The president is ramping up his sales pitch on trade to skeptical Democrats, who believe new trade agreements would ship more American jobs overseas.
Democrats in the House are threatening to sink the TPA bill, which would prevent Congress from amending any trade deals.
Critics of the trade deal expressed surprise that Obama decided to visit Nike to make his pitch due to its reputation as an outsourcer.
“With less than 1 percent of its more than 1 million production jobs located in the United States, Nike perfectly depicts America’s lost-jobs, low-wage future under the Trans-Pacific Partnership,” Elizabeth Swager, director of the Oregon Fair Trade Campaign, said in a statement.
Nike says it employs 26,000 workers in the U.S., with 8,500 based in Oregon.
“We believe agreements that encourage free and fair trade allow Nike to do what we do best: innovate, expand our businesses and drive economic growth,” said Mark Parker, president & CEO of Nike.
Representatives from several Oregon small businesses will join the president at the Nike event in order to illustrate the trade deal’s benefits for them.

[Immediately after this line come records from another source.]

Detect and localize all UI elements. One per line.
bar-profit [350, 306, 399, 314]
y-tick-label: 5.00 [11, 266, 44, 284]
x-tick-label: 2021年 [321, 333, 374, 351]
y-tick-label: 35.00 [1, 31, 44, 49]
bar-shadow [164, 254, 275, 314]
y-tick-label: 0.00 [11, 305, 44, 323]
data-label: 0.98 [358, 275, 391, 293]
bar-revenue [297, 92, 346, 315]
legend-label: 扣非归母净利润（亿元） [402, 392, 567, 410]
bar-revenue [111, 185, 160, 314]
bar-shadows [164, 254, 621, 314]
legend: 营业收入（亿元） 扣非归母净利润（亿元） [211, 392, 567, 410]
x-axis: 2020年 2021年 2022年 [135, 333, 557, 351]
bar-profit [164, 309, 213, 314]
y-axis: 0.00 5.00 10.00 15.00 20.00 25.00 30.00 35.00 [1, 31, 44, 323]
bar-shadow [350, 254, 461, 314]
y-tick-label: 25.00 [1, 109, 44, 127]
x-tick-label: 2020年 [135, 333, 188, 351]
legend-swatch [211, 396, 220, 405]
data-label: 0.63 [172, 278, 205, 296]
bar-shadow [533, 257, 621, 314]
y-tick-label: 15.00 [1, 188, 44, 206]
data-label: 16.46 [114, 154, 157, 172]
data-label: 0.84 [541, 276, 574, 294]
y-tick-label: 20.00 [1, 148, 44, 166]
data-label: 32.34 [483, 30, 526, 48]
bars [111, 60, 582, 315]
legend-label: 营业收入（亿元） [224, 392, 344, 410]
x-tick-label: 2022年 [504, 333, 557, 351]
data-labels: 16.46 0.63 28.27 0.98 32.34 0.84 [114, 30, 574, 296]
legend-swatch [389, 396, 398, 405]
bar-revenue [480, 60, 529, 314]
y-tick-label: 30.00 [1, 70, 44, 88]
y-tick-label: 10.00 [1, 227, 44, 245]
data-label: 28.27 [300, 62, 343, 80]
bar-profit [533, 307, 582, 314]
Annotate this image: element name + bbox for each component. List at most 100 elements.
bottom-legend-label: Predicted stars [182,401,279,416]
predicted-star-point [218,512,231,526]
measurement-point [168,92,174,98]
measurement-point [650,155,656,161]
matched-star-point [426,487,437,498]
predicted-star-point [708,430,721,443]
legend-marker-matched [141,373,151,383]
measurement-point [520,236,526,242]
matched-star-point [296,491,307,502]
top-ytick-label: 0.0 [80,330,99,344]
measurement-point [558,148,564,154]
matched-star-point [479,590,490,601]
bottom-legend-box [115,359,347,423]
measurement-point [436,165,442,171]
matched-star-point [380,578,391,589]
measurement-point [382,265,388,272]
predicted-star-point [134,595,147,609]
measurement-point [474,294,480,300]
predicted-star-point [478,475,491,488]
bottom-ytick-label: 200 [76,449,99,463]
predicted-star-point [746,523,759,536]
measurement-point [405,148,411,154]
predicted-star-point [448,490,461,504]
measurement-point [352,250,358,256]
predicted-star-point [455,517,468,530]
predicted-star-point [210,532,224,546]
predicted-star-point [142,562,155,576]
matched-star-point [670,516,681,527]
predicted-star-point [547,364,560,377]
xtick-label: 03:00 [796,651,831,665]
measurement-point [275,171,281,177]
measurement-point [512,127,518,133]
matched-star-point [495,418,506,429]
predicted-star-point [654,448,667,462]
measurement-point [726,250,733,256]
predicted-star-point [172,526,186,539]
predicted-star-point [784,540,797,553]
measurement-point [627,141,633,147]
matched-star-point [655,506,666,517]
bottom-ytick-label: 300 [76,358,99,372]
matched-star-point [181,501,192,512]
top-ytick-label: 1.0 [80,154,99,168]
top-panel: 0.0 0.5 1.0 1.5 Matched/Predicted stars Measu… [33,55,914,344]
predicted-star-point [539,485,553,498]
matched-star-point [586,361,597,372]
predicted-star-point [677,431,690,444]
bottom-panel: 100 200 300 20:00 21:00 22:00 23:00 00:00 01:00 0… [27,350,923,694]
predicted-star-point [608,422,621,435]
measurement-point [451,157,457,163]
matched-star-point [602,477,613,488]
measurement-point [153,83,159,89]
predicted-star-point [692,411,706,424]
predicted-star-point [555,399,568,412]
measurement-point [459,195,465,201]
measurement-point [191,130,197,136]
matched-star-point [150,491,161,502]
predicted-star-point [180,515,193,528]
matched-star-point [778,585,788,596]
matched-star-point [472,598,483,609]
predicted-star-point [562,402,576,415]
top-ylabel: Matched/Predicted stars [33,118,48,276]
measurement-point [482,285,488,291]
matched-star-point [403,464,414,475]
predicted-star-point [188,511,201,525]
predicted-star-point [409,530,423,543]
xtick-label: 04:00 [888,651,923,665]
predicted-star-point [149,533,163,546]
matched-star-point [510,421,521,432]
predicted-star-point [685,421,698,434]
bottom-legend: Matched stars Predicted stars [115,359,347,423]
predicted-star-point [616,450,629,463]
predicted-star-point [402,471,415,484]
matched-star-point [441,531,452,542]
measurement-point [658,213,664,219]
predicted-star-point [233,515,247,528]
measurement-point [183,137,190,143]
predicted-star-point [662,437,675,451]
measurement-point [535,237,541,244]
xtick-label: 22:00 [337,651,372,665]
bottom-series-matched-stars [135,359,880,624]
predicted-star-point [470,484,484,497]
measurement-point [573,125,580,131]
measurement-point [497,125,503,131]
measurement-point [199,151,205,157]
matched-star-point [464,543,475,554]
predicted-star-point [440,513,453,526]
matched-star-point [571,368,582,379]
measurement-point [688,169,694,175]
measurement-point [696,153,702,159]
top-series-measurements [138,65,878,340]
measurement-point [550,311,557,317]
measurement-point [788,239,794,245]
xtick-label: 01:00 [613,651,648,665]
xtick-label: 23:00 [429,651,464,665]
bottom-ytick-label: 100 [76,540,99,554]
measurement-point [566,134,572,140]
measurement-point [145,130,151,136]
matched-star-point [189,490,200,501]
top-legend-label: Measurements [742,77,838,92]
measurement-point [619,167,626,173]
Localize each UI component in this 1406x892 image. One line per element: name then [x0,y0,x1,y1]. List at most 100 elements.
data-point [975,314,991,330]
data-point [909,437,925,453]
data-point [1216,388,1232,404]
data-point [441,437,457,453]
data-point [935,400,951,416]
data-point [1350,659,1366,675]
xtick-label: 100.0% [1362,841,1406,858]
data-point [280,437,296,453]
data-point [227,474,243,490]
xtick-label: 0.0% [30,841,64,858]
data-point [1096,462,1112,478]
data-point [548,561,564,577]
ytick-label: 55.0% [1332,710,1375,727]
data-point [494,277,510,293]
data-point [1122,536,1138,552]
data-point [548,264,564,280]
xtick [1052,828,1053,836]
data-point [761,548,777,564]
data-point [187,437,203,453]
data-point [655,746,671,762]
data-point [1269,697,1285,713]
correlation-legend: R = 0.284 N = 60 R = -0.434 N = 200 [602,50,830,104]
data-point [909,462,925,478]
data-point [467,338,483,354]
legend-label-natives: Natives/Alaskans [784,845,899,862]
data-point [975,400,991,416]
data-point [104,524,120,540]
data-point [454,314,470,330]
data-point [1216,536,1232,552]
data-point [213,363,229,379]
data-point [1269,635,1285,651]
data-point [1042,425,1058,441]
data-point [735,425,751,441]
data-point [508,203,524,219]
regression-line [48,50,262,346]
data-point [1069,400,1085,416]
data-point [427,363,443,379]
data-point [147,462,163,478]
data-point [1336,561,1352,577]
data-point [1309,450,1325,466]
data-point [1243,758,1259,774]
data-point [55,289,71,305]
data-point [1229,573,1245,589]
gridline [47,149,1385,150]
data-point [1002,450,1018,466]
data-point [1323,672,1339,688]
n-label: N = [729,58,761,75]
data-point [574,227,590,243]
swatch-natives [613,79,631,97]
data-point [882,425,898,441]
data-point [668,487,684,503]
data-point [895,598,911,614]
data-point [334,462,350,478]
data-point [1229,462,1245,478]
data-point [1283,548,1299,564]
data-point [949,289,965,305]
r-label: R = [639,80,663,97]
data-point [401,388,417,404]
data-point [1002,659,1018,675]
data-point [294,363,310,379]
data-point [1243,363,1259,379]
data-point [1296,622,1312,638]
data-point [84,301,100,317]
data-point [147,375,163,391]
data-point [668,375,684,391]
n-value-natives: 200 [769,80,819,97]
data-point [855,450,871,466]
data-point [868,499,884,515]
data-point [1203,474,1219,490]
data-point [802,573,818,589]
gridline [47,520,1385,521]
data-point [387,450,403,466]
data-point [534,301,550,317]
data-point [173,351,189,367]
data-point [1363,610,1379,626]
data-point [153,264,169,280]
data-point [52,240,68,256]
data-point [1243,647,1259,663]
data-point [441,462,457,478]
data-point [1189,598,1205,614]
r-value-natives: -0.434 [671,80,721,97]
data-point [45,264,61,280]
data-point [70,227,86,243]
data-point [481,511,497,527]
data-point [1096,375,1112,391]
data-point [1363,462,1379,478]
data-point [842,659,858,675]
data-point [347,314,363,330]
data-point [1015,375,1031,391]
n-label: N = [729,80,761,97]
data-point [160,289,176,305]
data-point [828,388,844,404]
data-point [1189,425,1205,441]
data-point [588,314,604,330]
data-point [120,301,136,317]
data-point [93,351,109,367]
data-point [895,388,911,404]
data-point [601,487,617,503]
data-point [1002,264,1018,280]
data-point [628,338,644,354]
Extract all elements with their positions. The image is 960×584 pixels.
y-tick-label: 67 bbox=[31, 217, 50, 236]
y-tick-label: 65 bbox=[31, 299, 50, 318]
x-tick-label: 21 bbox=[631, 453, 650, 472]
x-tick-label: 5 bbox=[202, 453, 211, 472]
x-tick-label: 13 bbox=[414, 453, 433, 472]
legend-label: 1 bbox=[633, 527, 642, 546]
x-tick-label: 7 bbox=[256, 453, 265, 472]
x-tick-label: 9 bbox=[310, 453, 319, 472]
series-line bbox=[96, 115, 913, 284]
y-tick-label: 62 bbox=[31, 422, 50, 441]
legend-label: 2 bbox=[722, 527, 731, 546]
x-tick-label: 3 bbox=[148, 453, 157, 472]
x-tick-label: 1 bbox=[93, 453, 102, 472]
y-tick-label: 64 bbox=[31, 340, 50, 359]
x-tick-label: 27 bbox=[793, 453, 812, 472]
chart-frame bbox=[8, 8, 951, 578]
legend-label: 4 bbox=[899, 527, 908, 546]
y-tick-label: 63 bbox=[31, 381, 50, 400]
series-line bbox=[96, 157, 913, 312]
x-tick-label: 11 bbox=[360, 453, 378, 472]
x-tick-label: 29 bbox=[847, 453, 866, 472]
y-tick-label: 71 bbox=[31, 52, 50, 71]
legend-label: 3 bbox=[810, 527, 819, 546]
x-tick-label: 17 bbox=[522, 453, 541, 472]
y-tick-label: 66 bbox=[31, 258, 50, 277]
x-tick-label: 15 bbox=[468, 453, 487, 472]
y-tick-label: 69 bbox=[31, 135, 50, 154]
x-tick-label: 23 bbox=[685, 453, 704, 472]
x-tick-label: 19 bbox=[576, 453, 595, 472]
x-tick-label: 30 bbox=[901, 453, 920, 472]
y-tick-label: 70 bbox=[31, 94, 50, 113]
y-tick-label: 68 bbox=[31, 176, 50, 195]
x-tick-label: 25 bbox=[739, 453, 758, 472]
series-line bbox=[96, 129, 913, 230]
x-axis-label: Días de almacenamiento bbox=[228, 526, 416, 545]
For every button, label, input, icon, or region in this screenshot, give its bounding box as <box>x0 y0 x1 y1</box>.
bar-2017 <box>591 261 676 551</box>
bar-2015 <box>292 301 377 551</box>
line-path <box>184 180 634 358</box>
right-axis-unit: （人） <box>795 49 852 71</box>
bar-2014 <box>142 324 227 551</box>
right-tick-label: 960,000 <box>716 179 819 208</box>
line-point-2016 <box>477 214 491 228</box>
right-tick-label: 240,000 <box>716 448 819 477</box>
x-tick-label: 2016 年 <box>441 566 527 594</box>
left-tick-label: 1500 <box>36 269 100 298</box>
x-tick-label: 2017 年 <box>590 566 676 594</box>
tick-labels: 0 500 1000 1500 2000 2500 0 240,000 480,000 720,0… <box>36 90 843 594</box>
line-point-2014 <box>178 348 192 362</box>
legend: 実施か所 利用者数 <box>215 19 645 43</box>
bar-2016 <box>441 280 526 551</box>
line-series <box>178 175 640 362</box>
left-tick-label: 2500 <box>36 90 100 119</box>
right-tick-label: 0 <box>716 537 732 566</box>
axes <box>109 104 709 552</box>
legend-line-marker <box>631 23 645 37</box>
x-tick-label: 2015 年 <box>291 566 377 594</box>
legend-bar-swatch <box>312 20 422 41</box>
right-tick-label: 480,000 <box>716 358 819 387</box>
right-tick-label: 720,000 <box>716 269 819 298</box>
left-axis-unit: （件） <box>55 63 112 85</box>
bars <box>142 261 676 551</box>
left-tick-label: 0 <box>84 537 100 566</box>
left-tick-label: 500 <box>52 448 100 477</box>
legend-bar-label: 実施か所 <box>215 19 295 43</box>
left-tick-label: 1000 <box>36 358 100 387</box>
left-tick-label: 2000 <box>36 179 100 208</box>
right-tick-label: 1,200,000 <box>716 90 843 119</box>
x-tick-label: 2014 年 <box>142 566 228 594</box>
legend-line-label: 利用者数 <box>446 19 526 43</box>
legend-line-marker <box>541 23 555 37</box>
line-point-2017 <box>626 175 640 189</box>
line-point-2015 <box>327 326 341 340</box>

In a White House blog post, Tess Darrow, chief executive of Portland printing company Egg Press, said international customers “won’t take the risk” of buying her products under existing rules due to high taxes and customs restrictions.
Oregon is also a strategic destination for the president’s trade push, as the home state of Sen. Ron Wyden (D), who co-authored an Obama-backed bipartisan TPA bill with Sen. Orrin Hatch (R-Utah).